Closed MarsJacobs closed 3 years ago
Hi, the results of top row in table 6 come only from the KD loss(both intermediate layers and logit), just as the paper or the code shows. And this produced the best results in our experiment. '-Trm' means we train the ternary model with the distillation loss of logit and this is just to show the effectiveness of KD, compared with '-Trm-logits'. Thanks for your attention!
Thanks for your kind reply! Would it be okay if I ask one more question regarding this?
Is there any specific reason for using only KD Loss? (just because using KD Loss solely has better performance than using KD Loss and GT Label Loss?)

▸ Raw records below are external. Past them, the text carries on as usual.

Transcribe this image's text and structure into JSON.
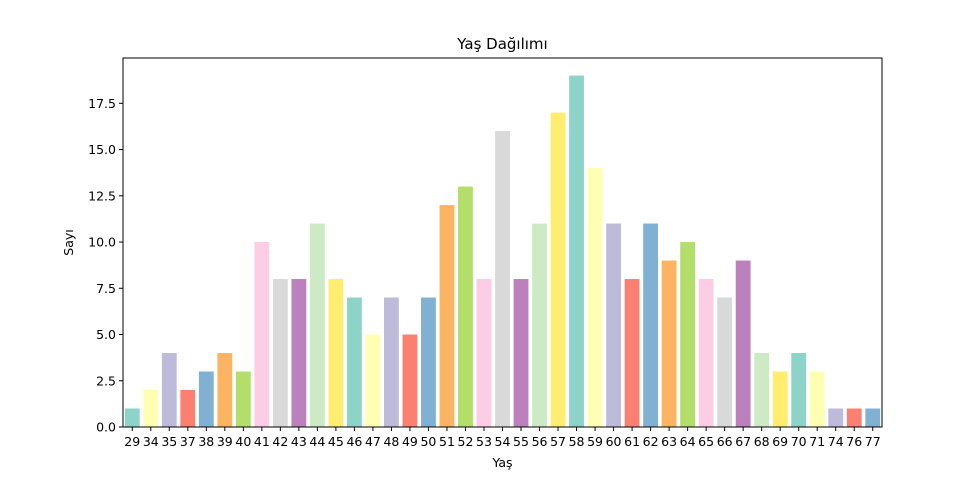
{
  "chart_data": {
    "type": "bar",
    "title": "Yaş Dağılımı",
    "xlabel": "Yaş",
    "ylabel": "Sayı",
    "ylim": [
      0,
      20
    ],
    "yticks": [
      "0.0",
      "2.5",
      "5.0",
      "7.5",
      "10.0",
      "12.5",
      "15.0",
      "17.5"
    ],
    "categories": [
      "29",
      "34",
      "35",
      "37",
      "38",
      "39",
      "40",
      "41",
      "42",
      "43",
      "44",
      "45",
      "46",
      "47",
      "48",
      "49",
      "50",
      "51",
      "52",
      "53",
      "54",
      "55",
      "56",
      "57",
      "58",
      "59",
      "60",
      "61",
      "62",
      "63",
      "64",
      "65",
      "66",
      "67",
      "68",
      "69",
      "70",
      "71",
      "74",
      "76",
      "77"
    ],
    "values": [
      1,
      2,
      4,
      2,
      3,
      4,
      3,
      10,
      8,
      8,
      11,
      8,
      7,
      5,
      7,
      5,
      7,
      12,
      13,
      8,
      16,
      8,
      11,
      17,
      19,
      14,
      11,
      8,
      11,
      9,
      10,
      8,
      7,
      9,
      4,
      3,
      4,
      3,
      1,
      1,
      1
    ],
    "palette": [
      "#8dd3c7",
      "#ffffb3",
      "#bebada",
      "#fb8072",
      "#80b1d3",
      "#fdb462",
      "#b3de69",
      "#fccde5",
      "#d9d9d9",
      "#bc80bd",
      "#ccebc5",
      "#ffed6f"
    ],
    "grid": false,
    "legend": "none"
  }
}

Using only KD Loss is just the experience come from tinybert, and in our experiment adding GT Label Loss does not contribute to the final result. But I'm not saying that adding GT Label Loss is useless, there might be something to explore that we didn't.
Thanks for your reply!
Hi, Thanks for this great source code. It really helps me a lot!
While I'm studying the TernaryBERT with Paper and this source code, I have a question about KD Training Loss. In Paper Algorithm1, It says that when compute the gradient, It only uses Distillation Loss, not the Distillation Loss + GT Label Cross Entropy Loss.

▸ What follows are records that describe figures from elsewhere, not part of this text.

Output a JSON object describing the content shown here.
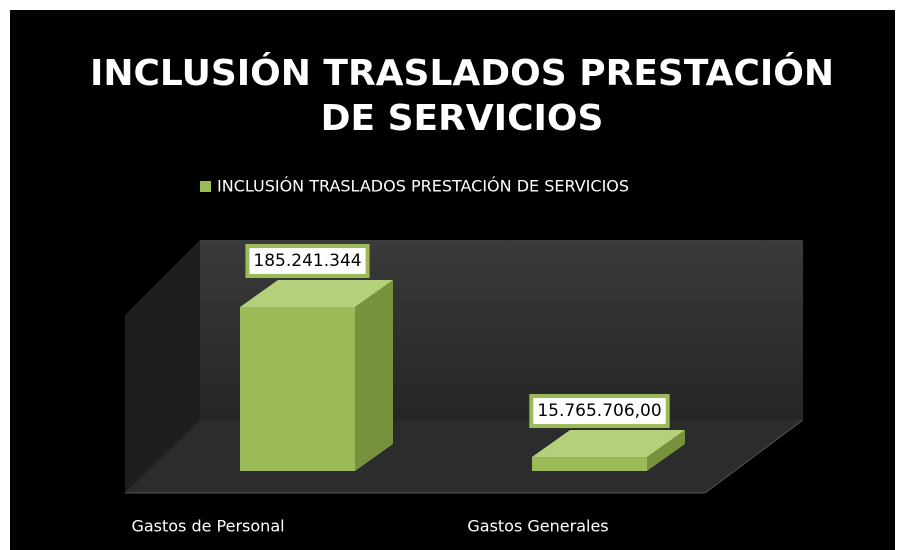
{
  "chart_data": {
    "type": "bar",
    "title": [
      "INCLUSIÓN TRASLADOS PRESTACIÓN",
      "DE SERVICIOS"
    ],
    "categories": [
      "Gastos de Personal",
      "Gastos Generales"
    ],
    "series": [
      {
        "name": "INCLUSIÓN TRASLADOS PRESTACIÓN DE SERVICIOS",
        "color": "#9bbb59",
        "values": [
          185241344,
          15765706
        ],
        "value_labels": [
          "185.241.344",
          "15.765.706,00"
        ]
      }
    ],
    "legend": "top"
  }
}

And also in source code, there is only KD loss which is used for backward. https://github.com/huawei-noah/Pretrained-Language-Model/blob/54ca698e4f907f32a108de371a42b76f92e7686d/TernaryBERT/quant_task_glue.py#L363-L392
Does TernaryBERT only use KD loss and not using ground truth label as training objective?
In Paper's Ablation Study, bottom row performance (-Trm-Logits) means It uses GT label Loss. Then would it be possible to say that TernaryBERT top row means It uses all three losses(Trm, Logits and GT Label)?
I'm little confused which loss should I use while reproducing TernaryBERT performance. It would be very helpful if you could answer my question.
Thanks in advance!